I'll try to answer all the questions you asked in your post.
As for what code needs to be audited for SELinux to work as it's claimed to, that's not really useful in reality, as:
1) Development on the kernel would have to stop (or the code would have to be audited constantly, which isn't cheap)
2) Auditors aren't perfect
3) The problem is architectural; as James said further down on this page (the first time I've seen an admission like this from anyone at Red Hat, but my memory may be wrong): "SELinux cannot be expected to protect against kernel vulnerabilities, because it is part of the kernel."

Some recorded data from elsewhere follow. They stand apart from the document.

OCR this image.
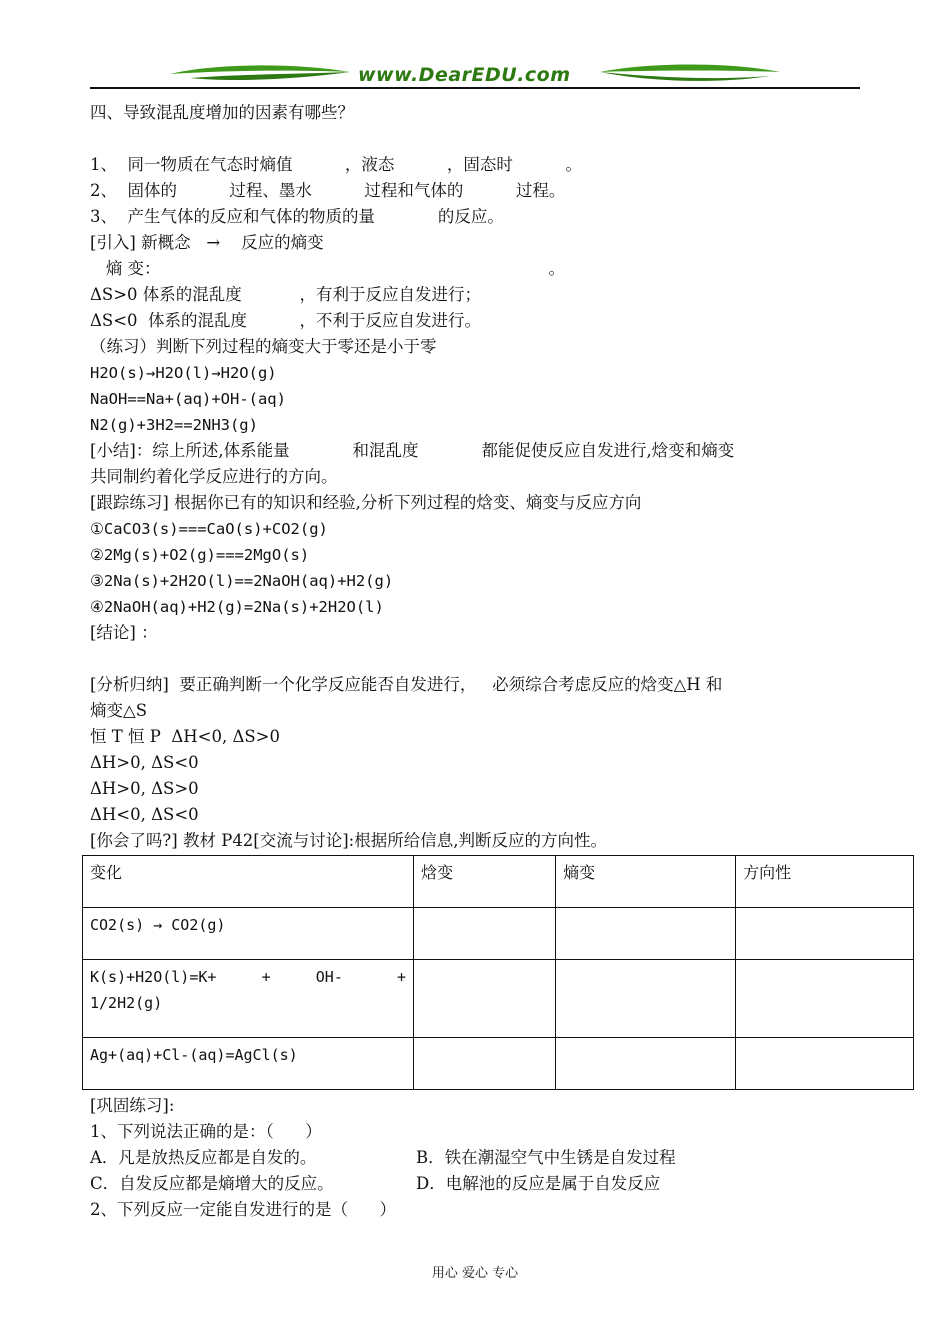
www.DearEDU.com
四、导致混乱度增加的因素有哪些？
1、  同一物质在气态时熵值          ，液态          ，固态时          。
2、  固体的          过程、墨水          过程和气体的          过程。
3、  产生气体的反应和气体的物质的量            的反应。
[引入] 新概念   →    反应的熵变
熵 变：                                                                          。
ΔS>0 体系的混乱度           ，有利于反应自发进行；
ΔS<0  体系的混乱度          ，不利于反应自发进行。
（练习）判断下列过程的熵变大于零还是小于零
H2O(s)→H2O(l)→H2O(g)
NaOH==Na+(aq)+OH-(aq)
N2(g)+3H2==2NH3(g)
[小结]：综上所述,体系能量            和混乱度            都能促使反应自发进行,焓变和熵变
共同制约着化学反应进行的方向。
[跟踪练习] 根据你已有的知识和经验,分析下列过程的焓变、熵变与反应方向
①CaCO3(s)===CaO(s)+CO2(g)
②2Mg(s)+O2(g)===2MgO(s)
③2Na(s)+2H2O(l)==2NaOH(aq)+H2(g)
④2NaOH(aq)+H2(g)=2Na(s)+2H2O(l)
[结论] ：
[分析归纳]  要正确判断一个化学反应能否自发进行，   必须综合考虑反应的焓变△H 和
熵变△S
恒 T 恒 P  ΔH<0, ΔS>0
ΔH>0, ΔS<0
ΔH>0, ΔS>0
ΔH<0, ΔS<0
[你会了吗?] 教材 P42[交流与讨论]:根据所给信息,判断反应的方向性。
变化	焓变	熵变	方向性
CO2(s) → CO2(g)			

K(s)+H2O(l)=K+     +     OH-      +
1/2H2(g)			

Ag+(aq)+Cl-(aq)=AgCl(s)			
[巩固练习]:
1、下列说法正确的是：（      ）
A．凡是放热反应都是自发的。	B．铁在潮湿空气中生锈是自发过程
C．自发反应都是熵增大的反应。	D．电解池的反应是属于自发反应
2、下列反应一定能自发进行的是（      ）
用心 爱心 专心
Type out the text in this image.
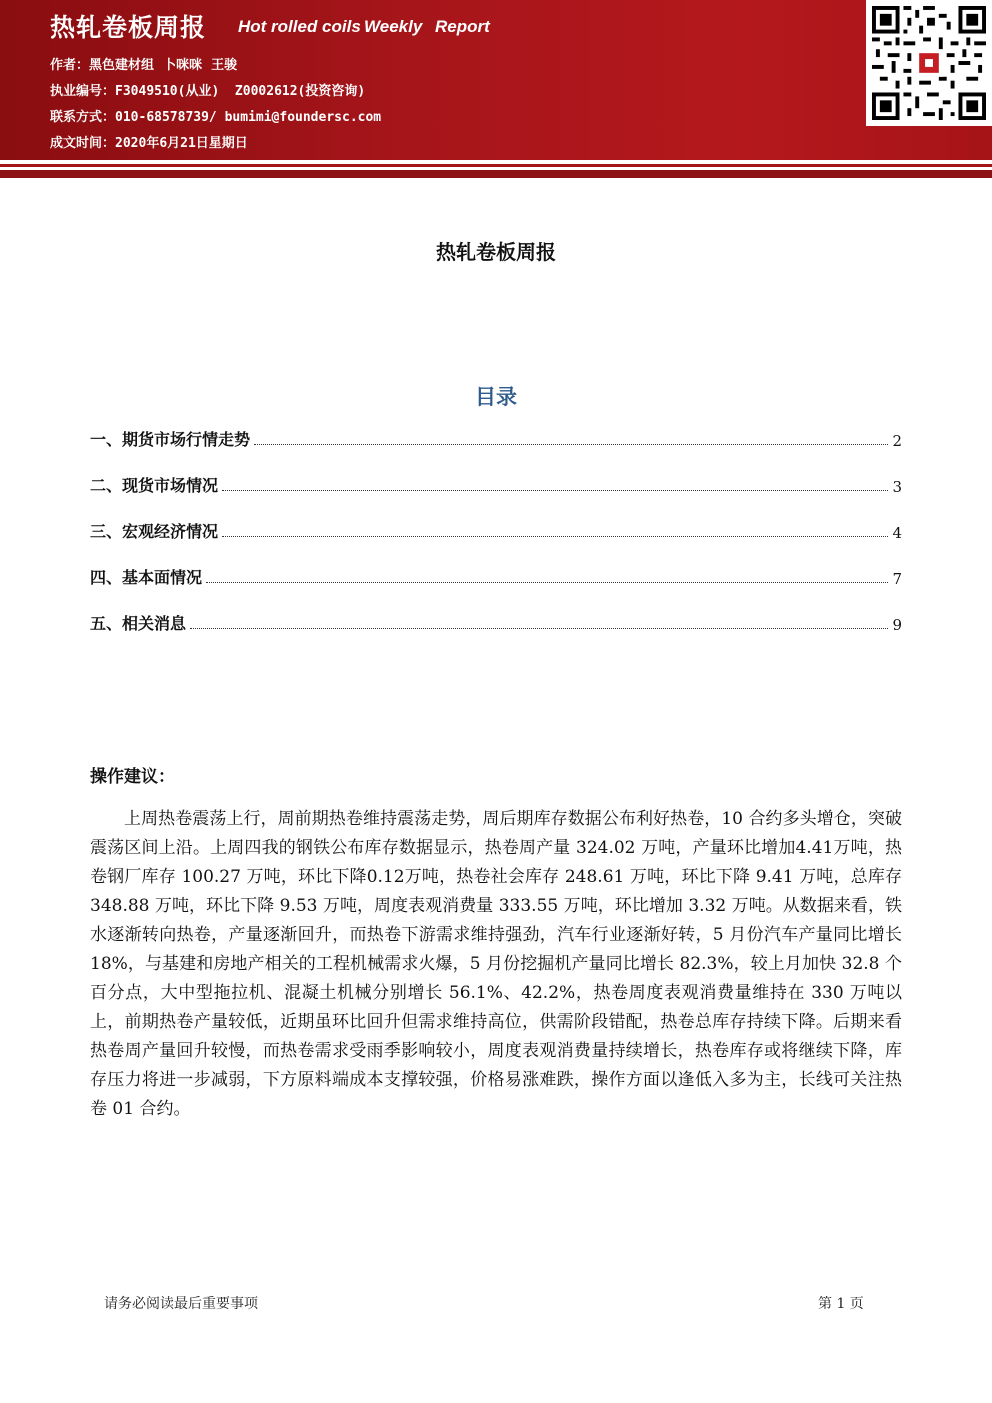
热轧卷板周报 Hot rolled coils Weekly Report
作者：黑色建材组  卜咪咪  王骏
执业编号：F3049510(从业)  Z0002612(投资咨询)
联系方式：010-68578739/ bumimi@foundersc.com
成文时间：2020年6月21日星期日
热轧卷板周报
目录
一、期货市场行情走势	2
二、现货市场情况	3
三、宏观经济情况	4
四、基本面情况	7
五、相关消息	9
操作建议：
上周热卷震荡上行，周前期热卷维持震荡走势，周后期库存数据公布利好热卷，10 合约多头增仓，突破震荡区间上沿。上周四我的钢铁公布库存数据显示，热卷周产量 324.02 万吨，产量环比增加4.41万吨，热卷钢厂库存 100.27 万吨，环比下降0.12万吨，热卷社会库存 248.61 万吨，环比下降 9.41 万吨，总库存 348.88 万吨，环比下降 9.53 万吨，周度表观消费量 333.55 万吨，环比增加 3.32 万吨。从数据来看，铁水逐渐转向热卷，产量逐渐回升，而热卷下游需求维持强劲，汽车行业逐渐好转，5 月份汽车产量同比增长 18%，与基建和房地产相关的工程机械需求火爆，5 月份挖掘机产量同比增长 82.3%，较上月加快 32.8 个百分点，大中型拖拉机、混凝土机械分别增长 56.1%、42.2%，热卷周度表观消费量维持在 330 万吨以上，前期热卷产量较低，近期虽环比回升但需求维持高位，供需阶段错配，热卷总库存持续下降。后期来看热卷周产量回升较慢，而热卷需求受雨季影响较小，周度表观消费量持续增长，热卷库存或将继续下降，库存压力将进一步减弱，下方原料端成本支撑较强，价格易涨难跌，操作方面以逢低入多为主，长线可关注热卷 01 合约。
请务必阅读最后重要事项	第 1 页
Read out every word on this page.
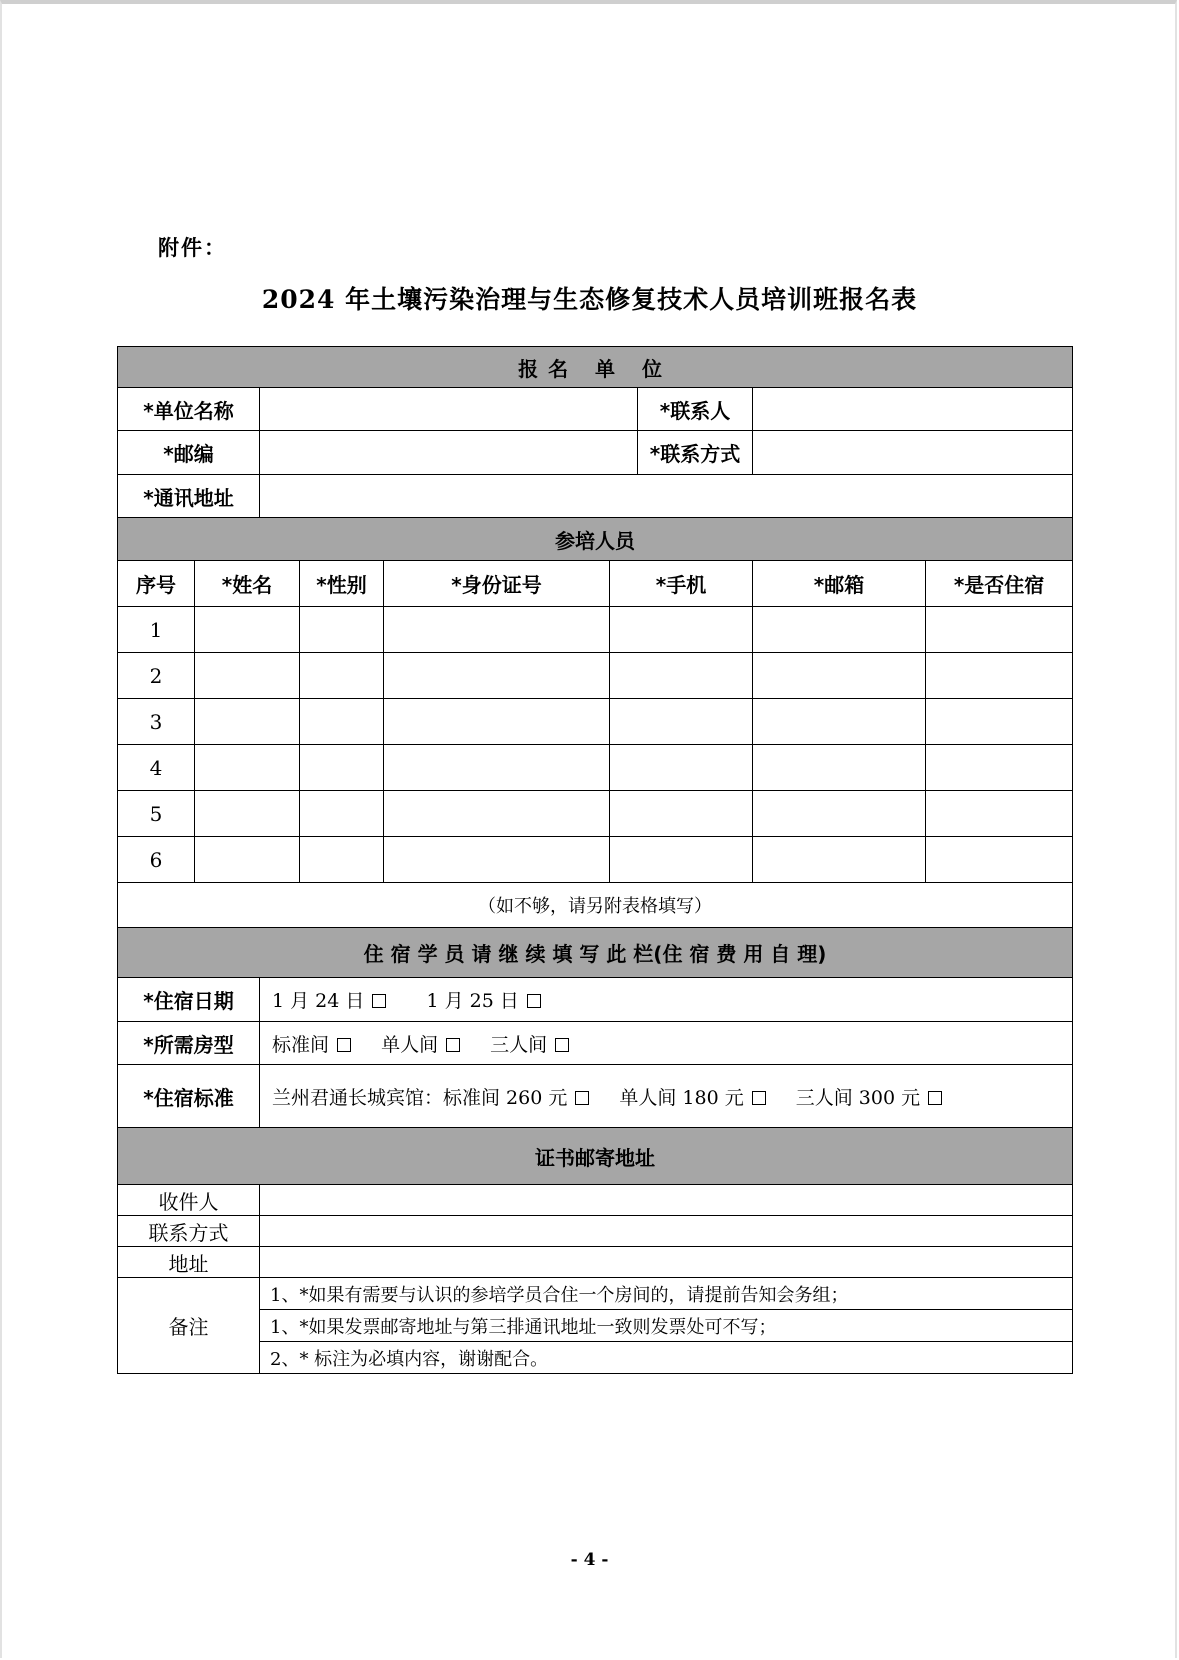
附件：
2024 年土壤污染治理与生态修复技术人员培训班报名表
报名 单 位								
*单位名称						*联系人		
*邮编						*联系方式		
*通讯地址								
参培人员								
序号	*姓名		*性别	*身份证号	*手机		*邮箱	*是否住宿
1								
2								
3								
4								
5								
6								
（如不够，请另附表格填写）								
住 宿 学 员 请 继 续 填 写 此 栏(住 宿 费 用 自 理)								
*住宿日期		1 月 24 日 1 月 25 日						
*所需房型		标准间 单人间 三人间						
*住宿标准		兰州君通长城宾馆：标准间 260 元 单人间 180 元 三人间 300 元						
证书邮寄地址								
收件人								
联系方式								
地址								
备注		1、*如果有需要与认识的参培学员合住一个房间的，请提前告知会务组；						
		1、*如果发票邮寄地址与第三排通讯地址一致则发票处可不写；						
		2、* 标注为必填内容，谢谢配合。						
- 4 -
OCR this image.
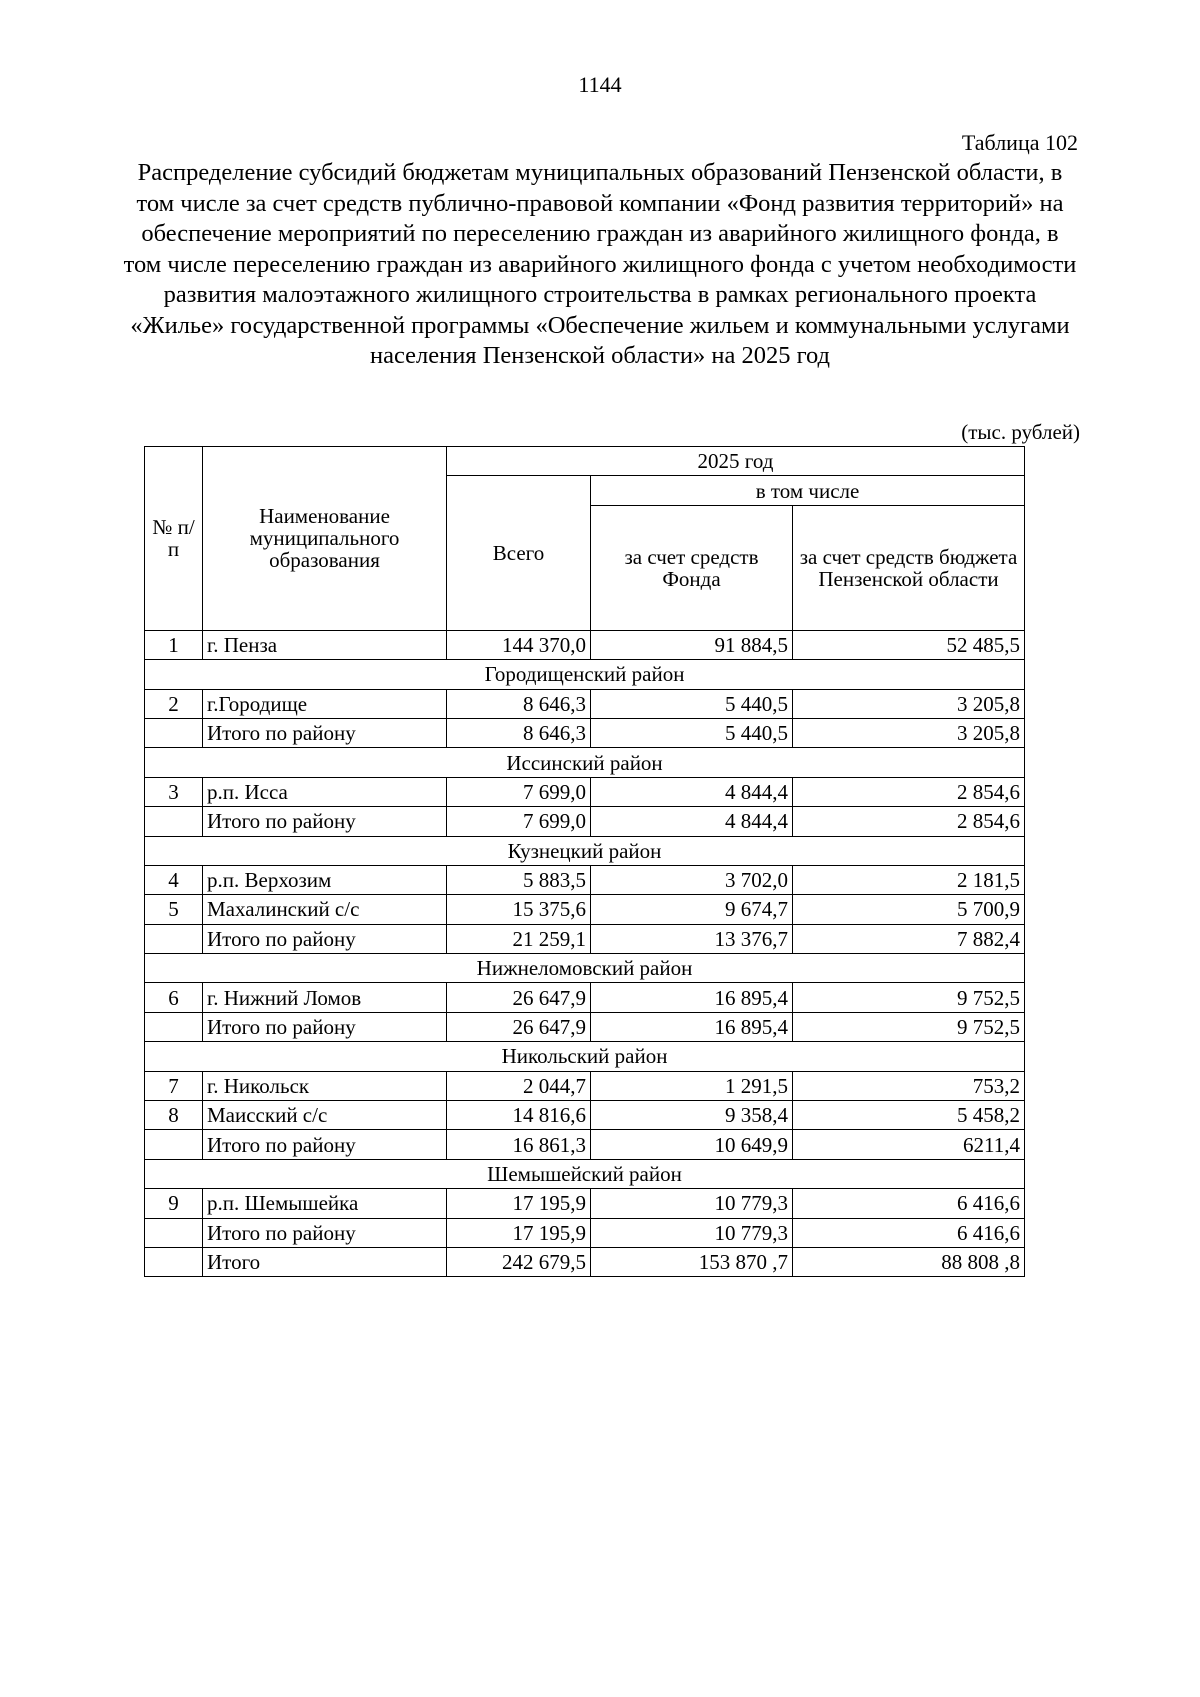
1144
Таблица 102
Распределение субсидий бюджетам муниципальных образований Пензенской области, в том числе за счет средств публично-правовой компании «Фонд развития территорий» на обеспечение мероприятий по переселению граждан из аварийного жилищного фонда, в том числе переселению граждан из аварийного жилищного фонда с учетом необходимости развития малоэтажного жилищного строительства в рамках регионального проекта «Жилье» государственной программы «Обеспечение жильем и коммунальными услугами населения Пензенской области» на 2025 год
(тыс. рублей)
№ п/п	Наименование муниципального образования	2025 год		
		Всего	в том числе	
			за счет средств Фонда	за счет средств бюджета Пензенской области
1	г. Пенза	144 370,0	91 884,5	52 485,5
Городищенский район				
2	г.Городище	8 646,3	5 440,5	3 205,8
	Итого по району	8 646,3	5 440,5	3 205,8
Иссинский район				
3	р.п. Исса	7 699,0	4 844,4	2 854,6
	Итого по району	7 699,0	4 844,4	2 854,6
Кузнецкий район				
4	р.п. Верхозим	5 883,5	3 702,0	2 181,5
5	Махалинский с/с	15 375,6	9 674,7	5 700,9
	Итого по району	21 259,1	13 376,7	7 882,4
Нижнеломовский район				
6	г. Нижний Ломов	26 647,9	16 895,4	9 752,5
	Итого по району	26 647,9	16 895,4	9 752,5
Никольский район				
7	г. Никольск	2 044,7	1 291,5	753,2
8	Маисский с/с	14 816,6	9 358,4	5 458,2
	Итого по району	16 861,3	10 649,9	6211,4
Шемышейский район				
9	р.п. Шемышейка	17 195,9	10 779,3	6 416,6
	Итого по району	17 195,9	10 779,3	6 416,6
	Итого	242 679,5	153 870 ,7	88 808 ,8
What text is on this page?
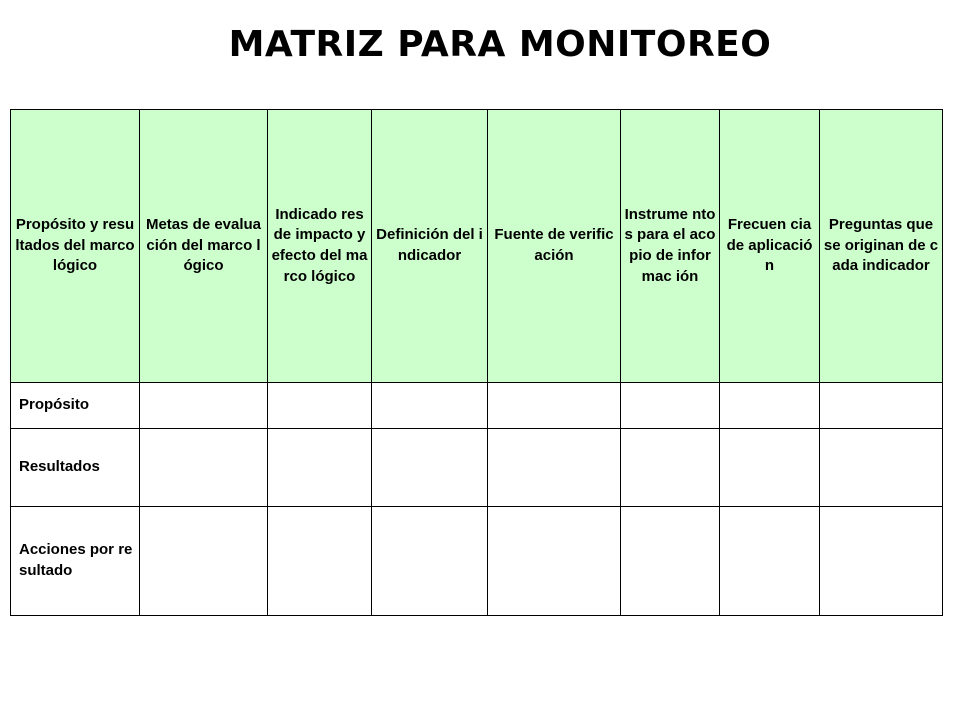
MATRIZ PARA MONITOREO
Propósito y resultados del marco lógico	Metas de evaluación del marco lógico	Indicado res de impacto y efecto del marco lógico	Definición del indicador	Fuente de verificación	Instrume ntos para el acopio de informac ión	Frecuen cia de aplicació n	Preguntas que se originan de cada indicador
Propósito							
Resultados							
Acciones por resultado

Indeed, most vendors exaggerate the abilities of their products. The most egregious example I can think of right now is anti-virus software; but being as the parent article is about SELinux, I talked about SELinux (with some mention of Xen and VMWare as well).
Regarding "Brad might be [...] perhaps picking on Linux or FOSS because he has allegiances elsewhere. [?]", as I (and the PaX team too for that matter) have spent just about every day for the past 8 years working on free software to improve Linux security, that's a little insulting -- but I imagine you weren't aware of that (no problem).
I don't know of any provably secure OS -- surely it wouldn't be anything like the OSes people actually use if one did exist. It's not really useful to entertain this idea; what's useful is thinking about how to improve things in ways that don't add complexity or burden on a user. Achieving higher levels of security is useful, raising the cost of developing an exploit by making exploitation techniques more difficult and complex is useful.
It's especially important now with the 2.6 development model (moreso than it was with the 2.4 series of kernels) that greater considerations be made for security in the kernel itself. I've mentioned this on previous articles, but it goes without saying that when you have a ~80MB patch of new code/changed code/removed code every 3 months, there are a lot of vulnerabilities being introduced. It's been made clear by the kernel developers that there's no intention of changing the development model, so instead of just accepting the problem and continuing in the "fix vulnerabilities that get reported to us, release a 'stable' update once a week" mindset, something more can be done.
You mentioned "weaker links than an SELinux" -- I don't know if there was a typo involved there, but I don't want to give the impression that SELinux is a weak link. Considering the length of time it's been around, its code quality has been better than most, with only a handful of vulnerabilities reported (though some were silently fixed, like the remote DoS from 2005 (I think) that I mentioned several months back. It was discussed among the vendors on a private list, noting that attacks had been seen in the wild, but still no CVE or announcement was released -- I assume because at the time the attacks had been discovered, the bug had already been fixed). Restricting what files, etc a process can access is useful too as not all vulnerabilities involve memory corruption/arbitrary code execution. In that respect, it's a good complement to the NX+ASLR protections already in place. But again, it's important to realize the limitations of the technologies so that levels of risk can be properly evaluated.